Regular readers of this blog will no doubt be hoping I am going to present a further revision of my magic darts wagon wheel.
And I am!
The following changes are quite considerable, so I'll bullet-point them to make it easier for you to keep up:
- data entry is now done via mouse-click - you just click on the bed that's been hit
- this allows for a distinction between the two halves of the single
- this makes it much quicker and easier
- this is quite ridiculously awesome
- the JPGs now export automatically after each visit to the board, meaning you don't need to keep hitting the keyboard shortcut for the macro
- this does it every three darts unless you get your score to zero in which case it exports the JPG at the end of the leg
- there are buttons for "bounce out" and "bust" in case that happens
- there is now a scoreboard displayed which shows the points in leg for both players
- there is also an overall leg score in the middle
- there is no provision for sets yet but that wouldn't be too complicated to add
I can understand if that's quite a lot to take in. There are a couple of other little things like the status bar at the bottom of the excel says how many you've scored while it's exporting the JPG (takes about a second and a half) and I've used a calculator display-type font for the scores, as a nice little touch.

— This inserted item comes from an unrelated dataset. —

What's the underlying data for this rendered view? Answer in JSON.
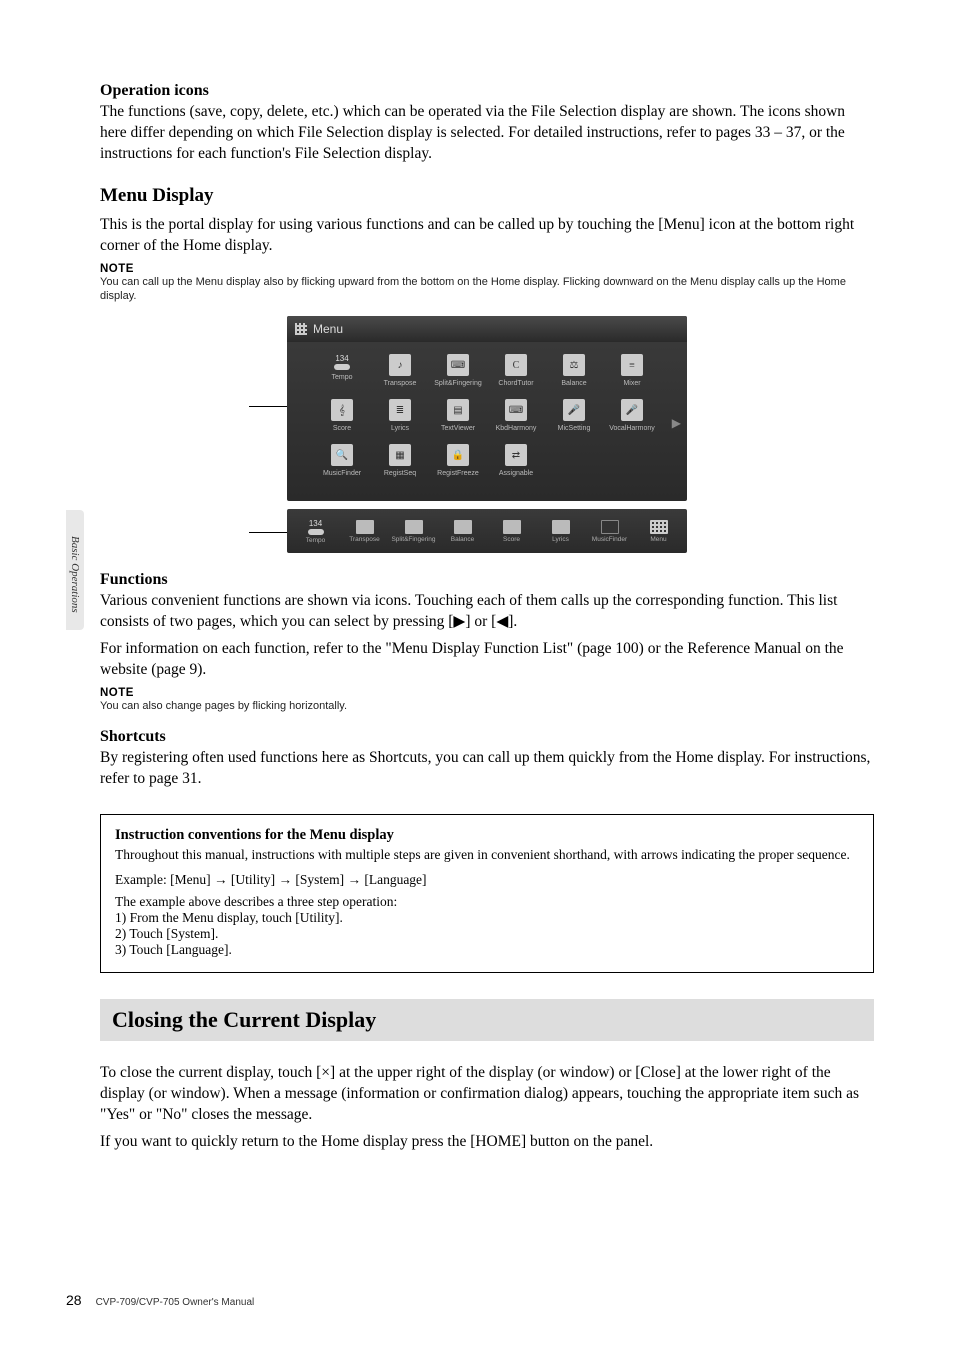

I've also been experimenting with a GIF programme which freezes on final frame. Which is OK, not essential but in fact doable, if desired. Here's the normal GIF anyway for the first set of the World Grand Prix second round match between Alan Norris and Simon Whitlock. I've only done the first set because, as I mentioned, I have no provision for sets in my file yet.
Enjoy and please make comments if you have any comments.
I haven't included any explanation of how I've managed to do all this really good stuff in this post but I can tell you that it wasn't actually very complicated most of it. Was all just adaptations/extensions of what I had without having to completely revise any aspects of the programming, which was nice.